Being involved in the manufacturing industry, not only as an employee of a window manufacturing company, but as the president of our county's manufacturing consortium, I've learned to appreciate more and more the importance of what industry means to the survival of our country. Many say that we are moving to a "service" society, and we can purchase our manufactured goods from other countries. There are two major issues here:
First, not having the ability to manufacture things in the United States would require us, especially in emergency situations, to rely on other countries to provide our military equipment, components for our infrastructure and other basic necessities, without which we may not be able to prosper.
Second, many economists feel that manufacturing is the only true industry that creates wealth — taking raw materials, developing them into products and selling them at a profit. This process creates the value needed by this country to grow. Service industries are often called negative wealth industries, since they only trade dollars for services and, after that transaction, the government takes its share, leaving less for the provider.
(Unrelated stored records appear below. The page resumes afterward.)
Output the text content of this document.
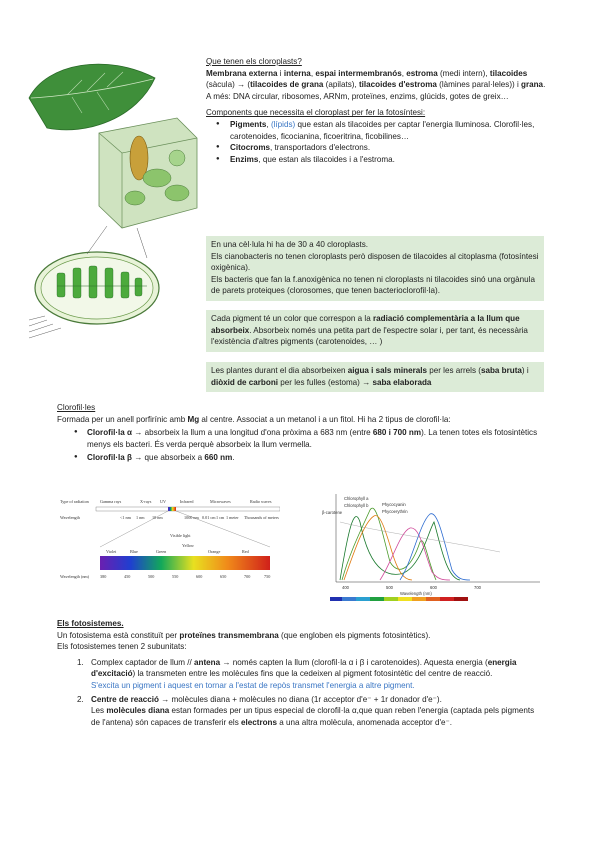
Que tenen els cloroplasts?

Membrana externa i interna, espai intermembranós, estroma (medi intern), tilacoides (sàcula) → (tilacoides de grana (apilats), tilacoides d'estroma (làmines paral·leles)) i grana.

A més: DNA circular, ribosomes, ARNm, proteïnes, enzims, glúcids, gotes de greix…

Components que necessita el cloroplast per fer la fotosíntesi:

● Pigments, (lípids) que estan als tilacoides per captar l'energia lluminosa. Clorofil·les, carotenoides, ficocianina, ficoeritrina, ficobilines…

● Citocroms, transportadors d'electrons.

● Enzims, que estan als tilacoides i a l'estroma.

En una cèl·lula hi ha de 30 a 40 cloroplasts.

Els cianobacteris no tenen cloroplasts però disposen de tilacoides al citoplasma (fotosíntesi oxigènica).

Els bacteris que fan la f.anoxigènica no tenen ni cloroplasts ni tilacoides sinó una orgànula de parets proteiques (clorosomes, que tenen bacterioclorofil·la).

Cada pigment té un color que correspon a la radiació complementària a la llum que absorbeix. Absorbeix només una petita part de l'espectre solar i, per tant, és necessària l'existència d'altres pigments (carotenoides, … )

Les plantes durant el dia absorbeixen aigua i sals minerals per les arrels (saba bruta) i diòxid de carboni per les fulles (estoma) → saba elaborada

Clorofil·les

Formada per un anell porfirínic amb Mg al centre. Associat a un metanol i a un fitol. Hi ha 2 tipus de clorofil·la:

● Clorofil·la α → absorbeix la llum a una longitud d'ona pròxima a 683 nm (entre 680 i 700 nm). La tenen totes els fotosintètics menys els bacteri. És verda perquè absorbeix la llum vermella.

● Clorofil·la β → que absorbeix a 660 nm.

Type of radiation	Gamma rays	X-rays UV	Infrared	Microwaves	Radio waves
Wavelength	<1 nm 1 nm 10 nm	1000 nm 0.01 cm 1 cm 1 meter Thousands of meters
Visible light
Violet	Blue	Green
Yellow
Orange	Red
Wavelength (nm)	380	450	500	550	600	650	700	750
Chlorophyll a
Chlorophyll b
β-carotene
Phycocyanin
Phycoerythrin
400	500	600	700
Wavelength (nm)

Els fotosistemes.

Un fotosistema està constituït per proteïnes transmembrana (que engloben els pigments fotosintètics).

Els fotosistemes tenen 2 subunitats:

1. Complex captador de llum // antena → només capten la llum (clorofil·la α i β i carotenoides). Aquesta energia (energia d'excitació) la transmeten entre les molècules fins que la cedeixen al pigment fotosintètic del centre de reacció.

S'excita un pigment i aquest en tornar a l'estat de repòs transmet l'energia a altre pigment.

2. Centre de reacció → molècules diana + molècules no diana (1r acceptor d'e⁻ + 1r donador d'e⁻).

Les molècules diana estan formades per un tipus especial de clorofil·la α,que quan reben l'energia (captada pels pigments de l'antena) són capaces de transferir els electrons a una altra molècula, anomenada acceptor d'e⁻.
Despite what you may read or hear in the news, even though the large auto and steel manufacturing companies may be struggling, there are thousands of small- and medium-size entrepreneurs that have created companies to supply many of the items that we buy every day. It's important that we support the manufacturing industry, and encourage our youth to consider careers in manufacturing to keep our industry growing.
So, as you consider product purchases, be they windows, refrigerators, or vacuum cleaners, think about looking for products that are built by American workers. In addition, encourage your representatives to do what they can to support and strengthen the backbone of our economy — manufacturing.